(RTTNews) - Marathon Oil Corp. (MRO:
News ) said Tuesday that its third quarter profit plunged from last year, hurt by lower price realizations, partially offset by lower operating expenses. The company also reported higher production over the year-ago. Quarterly earnings, on adjusted basis, breezed ahead of Street consensus, as did its quarterly revenues. Looking ahead, the company reduced its outlook for production available for sale for the full year 2009.
The Houston, Texas-based company posted net income of $413 million or $0.58 per share for the third quarter, much lower than $2.06 billion or $2.90 per share in the prior year quarter.
Result for the latest quarter included non-cash after-tax mark-to-market loss of $7 million on two natural gas sales contracts in the United Kingdom, compared to a gain of $101 million last year.

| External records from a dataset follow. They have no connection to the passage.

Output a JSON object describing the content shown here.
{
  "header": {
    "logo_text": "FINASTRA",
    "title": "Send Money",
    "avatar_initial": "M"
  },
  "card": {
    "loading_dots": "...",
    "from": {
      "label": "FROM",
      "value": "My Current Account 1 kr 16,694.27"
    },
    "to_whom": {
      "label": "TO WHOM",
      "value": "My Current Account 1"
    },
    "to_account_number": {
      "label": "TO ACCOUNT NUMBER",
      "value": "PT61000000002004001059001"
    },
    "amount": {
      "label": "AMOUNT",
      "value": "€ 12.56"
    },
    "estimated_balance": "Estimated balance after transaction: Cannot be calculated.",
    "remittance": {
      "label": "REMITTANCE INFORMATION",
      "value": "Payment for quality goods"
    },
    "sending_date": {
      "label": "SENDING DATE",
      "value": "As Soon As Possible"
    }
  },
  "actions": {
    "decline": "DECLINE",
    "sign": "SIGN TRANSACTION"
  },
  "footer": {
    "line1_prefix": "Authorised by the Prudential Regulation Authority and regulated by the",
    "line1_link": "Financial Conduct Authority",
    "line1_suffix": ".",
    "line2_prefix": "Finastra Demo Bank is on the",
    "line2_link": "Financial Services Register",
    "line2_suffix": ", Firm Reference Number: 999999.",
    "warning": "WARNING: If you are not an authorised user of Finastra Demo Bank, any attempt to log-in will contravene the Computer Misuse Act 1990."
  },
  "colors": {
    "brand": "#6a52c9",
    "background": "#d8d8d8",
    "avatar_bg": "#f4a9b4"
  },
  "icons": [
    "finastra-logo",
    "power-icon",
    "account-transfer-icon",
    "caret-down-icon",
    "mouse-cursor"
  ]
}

Excluding items, adjusted net income plunged to $436 million or $0.61 per share from $1.963 billion or $2.76 per share in the previous year quarter. On average, 18 analysts polled by Thomson Reuters expected the company to report earnings of $0.57 per share for the third quarter. Analysts' estimates typically exclude special items.
Third quarter total revenues and other income declined to $14.48 billion from $23.30 billion in the same quarter last year. Four Wall Street analysts expected the company to record a revenue of $13.70 billion for the third quarter.
Exploration and Production or E&P segment income dropped to $491 million in the third quarter from $869 million in the year-ago quarter, due to lower liquid hydrocarbon and natural gas price realizations, partially offset by lower operating expenses.
U.S E&P income plunged to $32 million from $285 million, hurt by lower price realizations - 43% lower for liquid hydrocarbons and 53% lower for natural gas.
International E&P income fell to $459 million from $584 million in the third quarter of 2008, as a result of lower price realizations - 42% lower for liquid hydrocarbons and 55% lower for natural gas.
Third quarter 2009 sales volumes, which exclude the company's Gabonese operations now reported as discontinued operations, averaged 366,000 barrels of oil equivalent per day or boepd.
Production available for sale improved 5% to 393,000 boepd from 375,000 boepd in the prior year quarter. The company noted that the primary difference between recorded sales volumes and production volumes available for sale is due to the timing of international oil lifting.